Three new species of subterranean snakes have been found in Ecuador, living under graves and churches in remote towns in the Andes Mountains.
The grave snakes – all types of ground snakes, which spend most of their lives underground – are said to be “small, cylindrical and rather archaic in appearance”.
As such, they are known as a “fossil” snake group and belong to the Atractus group of snakes, which now has up to 150 known species.
The researchers, from Ecuador’s Universidad San Francisco de Quito and the environmental campaign group Khamai Foundation, who first described the species, said relatively few people have seen or even heard of any type of ground snake.
“This is probably because these snakes are shy and generally rare, and they remain hidden for most of their lives,” the team said.
In addition, most known species inhabit remote cloud forests and live buried underground or in deep crevices.
The discovery of the three new species took place “quite by accident and in places where you probably wouldn’t expect these animals,” the research team said.
The discovery ground snake (Atractus discovery) was found underground in a small graveyard in a remote cloud forest town in southeastern Ecuador, and the two other new species – Atractus zgap and Atractus michaelsabini were found next to an old church and in a small school.
“All of this seems to indicate that, at least in the Andes, new species of snakes are lurking just around the corner,” the team said.
Alejandro Arteaga, beneficiary of The Explorers Club Discovery Expeditions and researcher at Khamai Foundation, who led the research, said: “The discovery of these new snakes is only the first step towards a much larger conservation project.
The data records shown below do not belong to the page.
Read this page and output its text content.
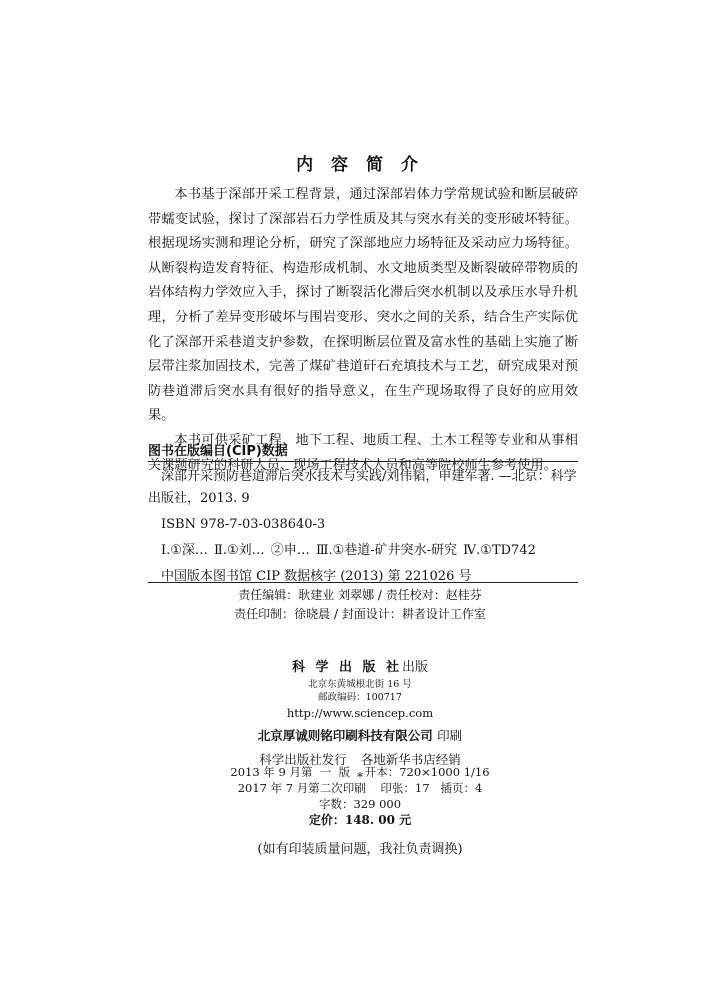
内 容 简 介

本书基于深部开采工程背景，通过深部岩体力学常规试验和断层破碎带蠕变试验，探讨了深部岩石力学性质及其与突水有关的变形破坏特征。根据现场实测和理论分析，研究了深部地应力场特征及采动应力场特征。从断裂构造发育特征、构造形成机制、水文地质类型及断裂破碎带物质的岩体结构力学效应入手，探讨了断裂活化滞后突水机制以及承压水导升机理，分析了差异变形破坏与围岩变形、突水之间的关系，结合生产实际优化了深部开采巷道支护参数，在探明断层位置及富水性的基础上实施了断层带注浆加固技术，完善了煤矿巷道矸石充填技术与工艺，研究成果对预防巷道滞后突水具有很好的指导意义，在生产现场取得了良好的应用效果。

本书可供采矿工程、地下工程、地质工程、土木工程等专业和从事相关课题研究的科研人员、现场工程技术人员和高等院校师生参考使用。

图书在版编目(CIP)数据

深部开采预防巷道滞后突水技术与实践/刘伟韬，申建军著. —北京：科学出版社，2013. 9

ISBN 978-7-03-038640-3

Ⅰ.①深… Ⅱ.①刘… ②申… Ⅲ.①巷道-矿井突水-研究 Ⅳ.①TD742

中国版本图书馆 CIP 数据核字 (2013) 第 221026 号

责任编辑：耿建业 刘翠娜 / 责任校对：赵桂芬
责任印制：徐晓晨 / 封面设计：耕者设计工作室
科 学 出 版 社出版
北京东黄城根北街 16 号
邮政编码：100717
http://www.sciencep.com
北京厚诚则铭印刷科技有限公司 印刷
科学出版社发行 各地新华书店经销
*
2013 年 9 月第  一  版 开本：720×1000 1/16
2017 年 7 月第二次印刷 印张：17 插页：4
字数：329 000
定价：148. 00 元
(如有印装质量问题，我社负责调换)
“Now, thanks to the encouragement of ZGAP [Ecuador’s Zoological Society for the Conservation of Species and Populations]we have already started setting up a nature reserve to protect the ground hoses.
“This action would not have been possible without first revealing the existence of these unique and cryptic reptiles, even if it meant temporarily disrupting the tranquility of the dead in the graveyard where they reside.”
But the research team said that despite the good news from the new discoveries, most of the snakes’ original habitat has already been destroyed.
As a result of deforestation, “the ground snakes find themselves in the need to take refuge in spaces used by humans (both dead and alive), where they are usually killed on the spot,” the team said.
Diego Piñán, a teacher in the town where one of the new reptiles was found, said: “When I first arrived in El Chaco in 2013, I saw a lot of dead snakes on the road. Others were [killed with] machetes or with stones.
“Now, after years of talking about the importance of snakes, both children and their parents, while still wary of snakes, appreciate and protect them now.”
Fortunately for the research team, Mr. Piñán preserved many of the dead snakes he found and kept them in alcohol-filled jars.
These were later used by the research team to help establish the newly found snake species as new to science.
The research is published in the journal ZooKeys.